Many indoor workspaces are quasi-static: global layout is stable but local semantics change continually, producing repetitive geometry, dynamic clutter, and perceptual noise that defeat vision-based localization. We present ShelfAware, a semantic particle filter for robust global localization that treats scene semantics as statistical evidence over object categories rather than fixed landmarks. ShelfAware fuses a depth likelihood with a category-centric semantic similarity and uses a precomputed bank of semantic viewpoints to perform inverse semantic proposals inside MCL, yielding fast, targeted hypothesis generation on low-cost, vision-only hardware. Across 100 global-localization trials spanning four conditions (cart-mounted, wearable, dynamic obstacles, and sparse semantics) in a semantically dense, retail environment, ShelfAware achieves a 96% success rate (vs. 22% MCL and 10% AMCL) with a mean time-to-convergence of 1.91s, attains the lowest translational RMSE in all conditions, and maintains stable tracking in 80% of tested sequences, all while running in real time on a consumer laptop-class platform.
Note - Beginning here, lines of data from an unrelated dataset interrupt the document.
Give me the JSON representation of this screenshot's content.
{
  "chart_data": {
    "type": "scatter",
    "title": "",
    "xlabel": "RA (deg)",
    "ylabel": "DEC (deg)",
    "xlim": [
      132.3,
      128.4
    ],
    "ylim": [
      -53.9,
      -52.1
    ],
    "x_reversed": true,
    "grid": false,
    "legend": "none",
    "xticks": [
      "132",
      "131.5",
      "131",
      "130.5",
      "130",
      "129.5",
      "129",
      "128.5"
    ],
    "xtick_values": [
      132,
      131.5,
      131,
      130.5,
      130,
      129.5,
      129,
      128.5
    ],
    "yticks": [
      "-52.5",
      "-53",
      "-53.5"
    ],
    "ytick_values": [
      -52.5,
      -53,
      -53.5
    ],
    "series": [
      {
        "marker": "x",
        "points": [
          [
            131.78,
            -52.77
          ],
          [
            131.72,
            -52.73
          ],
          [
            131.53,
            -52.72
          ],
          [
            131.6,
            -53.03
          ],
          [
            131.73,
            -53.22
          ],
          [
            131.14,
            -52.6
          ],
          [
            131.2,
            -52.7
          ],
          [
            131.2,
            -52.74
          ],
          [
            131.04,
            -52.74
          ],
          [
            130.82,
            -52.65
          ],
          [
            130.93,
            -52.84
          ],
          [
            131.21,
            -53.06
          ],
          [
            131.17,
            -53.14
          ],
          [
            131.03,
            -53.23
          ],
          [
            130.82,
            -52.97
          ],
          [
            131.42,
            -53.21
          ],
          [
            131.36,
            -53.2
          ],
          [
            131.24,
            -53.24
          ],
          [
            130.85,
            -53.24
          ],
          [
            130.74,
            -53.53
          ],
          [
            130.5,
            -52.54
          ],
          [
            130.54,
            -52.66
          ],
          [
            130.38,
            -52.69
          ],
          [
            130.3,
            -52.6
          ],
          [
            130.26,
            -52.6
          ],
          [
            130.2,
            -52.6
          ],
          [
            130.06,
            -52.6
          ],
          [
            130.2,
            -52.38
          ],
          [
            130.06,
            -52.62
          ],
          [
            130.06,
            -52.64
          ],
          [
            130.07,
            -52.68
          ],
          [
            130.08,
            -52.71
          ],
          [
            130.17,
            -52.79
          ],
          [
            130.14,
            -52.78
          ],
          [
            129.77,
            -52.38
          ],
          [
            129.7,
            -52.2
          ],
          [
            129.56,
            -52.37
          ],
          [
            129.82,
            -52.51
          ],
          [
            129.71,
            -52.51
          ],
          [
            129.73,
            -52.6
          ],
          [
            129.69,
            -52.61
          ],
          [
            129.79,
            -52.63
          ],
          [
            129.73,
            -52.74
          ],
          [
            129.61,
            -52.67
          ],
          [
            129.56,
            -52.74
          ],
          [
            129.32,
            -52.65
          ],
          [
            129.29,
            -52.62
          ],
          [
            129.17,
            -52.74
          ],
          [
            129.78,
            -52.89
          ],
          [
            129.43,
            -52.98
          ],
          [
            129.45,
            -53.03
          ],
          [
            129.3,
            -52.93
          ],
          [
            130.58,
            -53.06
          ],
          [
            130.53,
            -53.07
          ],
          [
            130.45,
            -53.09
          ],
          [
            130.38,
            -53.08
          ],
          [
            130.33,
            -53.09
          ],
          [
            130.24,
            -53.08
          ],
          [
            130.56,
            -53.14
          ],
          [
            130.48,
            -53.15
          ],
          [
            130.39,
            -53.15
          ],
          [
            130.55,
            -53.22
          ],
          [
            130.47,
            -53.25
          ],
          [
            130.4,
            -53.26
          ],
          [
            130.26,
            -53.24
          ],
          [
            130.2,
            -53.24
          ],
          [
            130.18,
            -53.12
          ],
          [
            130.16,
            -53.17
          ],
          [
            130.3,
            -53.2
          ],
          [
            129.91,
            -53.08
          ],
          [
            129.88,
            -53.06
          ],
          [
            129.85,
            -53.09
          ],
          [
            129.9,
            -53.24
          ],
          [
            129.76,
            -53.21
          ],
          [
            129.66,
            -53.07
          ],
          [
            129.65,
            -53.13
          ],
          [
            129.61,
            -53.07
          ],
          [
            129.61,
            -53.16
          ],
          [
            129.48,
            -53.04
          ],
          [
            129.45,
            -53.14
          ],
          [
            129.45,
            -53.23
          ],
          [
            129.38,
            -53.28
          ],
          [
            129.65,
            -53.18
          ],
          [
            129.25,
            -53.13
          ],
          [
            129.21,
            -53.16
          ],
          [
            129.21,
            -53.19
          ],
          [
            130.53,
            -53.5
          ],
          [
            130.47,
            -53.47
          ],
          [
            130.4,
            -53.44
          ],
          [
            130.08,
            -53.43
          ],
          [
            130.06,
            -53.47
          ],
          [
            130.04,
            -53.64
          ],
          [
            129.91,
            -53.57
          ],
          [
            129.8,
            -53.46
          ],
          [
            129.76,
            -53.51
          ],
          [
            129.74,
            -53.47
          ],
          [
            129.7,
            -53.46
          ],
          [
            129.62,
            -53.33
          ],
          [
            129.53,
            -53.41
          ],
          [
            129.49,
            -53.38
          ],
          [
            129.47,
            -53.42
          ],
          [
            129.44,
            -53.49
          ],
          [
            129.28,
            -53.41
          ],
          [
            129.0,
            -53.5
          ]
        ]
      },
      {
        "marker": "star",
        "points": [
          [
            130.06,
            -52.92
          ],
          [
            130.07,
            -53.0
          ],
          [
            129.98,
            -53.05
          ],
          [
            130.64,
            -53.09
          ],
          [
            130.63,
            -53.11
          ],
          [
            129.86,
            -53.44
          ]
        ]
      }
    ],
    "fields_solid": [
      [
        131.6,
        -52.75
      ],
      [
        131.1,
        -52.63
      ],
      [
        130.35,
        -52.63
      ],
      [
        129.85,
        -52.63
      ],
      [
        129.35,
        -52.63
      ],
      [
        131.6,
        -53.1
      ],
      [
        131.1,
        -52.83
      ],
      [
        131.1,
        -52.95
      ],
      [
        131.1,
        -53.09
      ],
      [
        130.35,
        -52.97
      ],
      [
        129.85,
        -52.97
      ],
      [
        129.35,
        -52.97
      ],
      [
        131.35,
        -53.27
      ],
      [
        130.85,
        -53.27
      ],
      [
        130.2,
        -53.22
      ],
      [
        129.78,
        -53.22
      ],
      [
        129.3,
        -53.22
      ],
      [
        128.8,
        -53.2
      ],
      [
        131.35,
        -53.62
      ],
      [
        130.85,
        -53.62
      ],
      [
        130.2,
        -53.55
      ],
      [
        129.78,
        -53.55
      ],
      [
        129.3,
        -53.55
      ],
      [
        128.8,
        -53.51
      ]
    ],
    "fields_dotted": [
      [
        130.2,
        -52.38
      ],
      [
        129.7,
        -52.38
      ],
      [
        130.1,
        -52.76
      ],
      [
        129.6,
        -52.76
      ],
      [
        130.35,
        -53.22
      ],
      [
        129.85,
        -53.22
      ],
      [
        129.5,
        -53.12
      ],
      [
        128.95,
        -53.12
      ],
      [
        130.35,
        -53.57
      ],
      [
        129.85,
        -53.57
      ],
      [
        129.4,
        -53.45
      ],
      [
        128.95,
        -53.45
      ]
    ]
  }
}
By modeling semantics distributionally at the category level and leveraging inverse proposals, ShelfAware resolves geometric aliasing and semantic drift common to quasi-static domains. Because the method requires only vision sensors and VIO, it integrates as an infrastructure-free building block for mobile robots in warehouses, labs, and retail settings; as a representative application, it also supports the creation of assistive devices providing start-anytime, shared-control assistive navigation for people with visual impairments.

Paper Structure

This paper contains 23 sections, 7 equations, 8 figures, 2 tables, 1 algorithm.

Figures (8)

  • Figure 1: An overview of ShelfAware. A) A mock grocery environment used for evaluation, where semantic observations are obtained via chest-mounted camera system. B) Depth-based observation models in particle filtering rely solely on geometric features, which are ambiguous in long, repetitive aisles and lead to weak particle discrimination. C) ShelfAware injects particles based on semantic cues, enabling more distinctive and robust particle weighting combined with the depth observation model and improved global localization in retail-like environments.
  • Figure 2: 3D semantic map overlaid on the 2D occupancy grid. Each voxel stores a distribution over object class counts. Ray casting on this semantic layer yields the expected semantic vector $\mathbf{v}_{\text{sem}}$ comprising class counts, distances, and angles.
  • Figure 3: Semantic vector $\mathbf{v}_{\text{sem}} = [\mathbf{v}_c, \mathbf{v}_\theta, \mathbf{v}_d]$. The count vector $\mathbf{v}_c$ captures the number of items detected in each class at a given pose; $\mathbf{v}_\theta$ and $\mathbf{v}_d$ capture mean relative bearings and ranges for each visible class.
  • Figure 4: Data-flow diagram for ShelfAware. The semantic particle filter fuses depth likelihood with semantic likelihood and uses an inverse semantic model to propose high-quality particles for global localization and recovery.
  • Figure 5: ShelfAware hardware. A lightweight two-camera system with a 3D-printed mount was used throughout our experiments (top). This design allowed evaluation across a wearable chest mount (left) and a cart-mounted setup (right).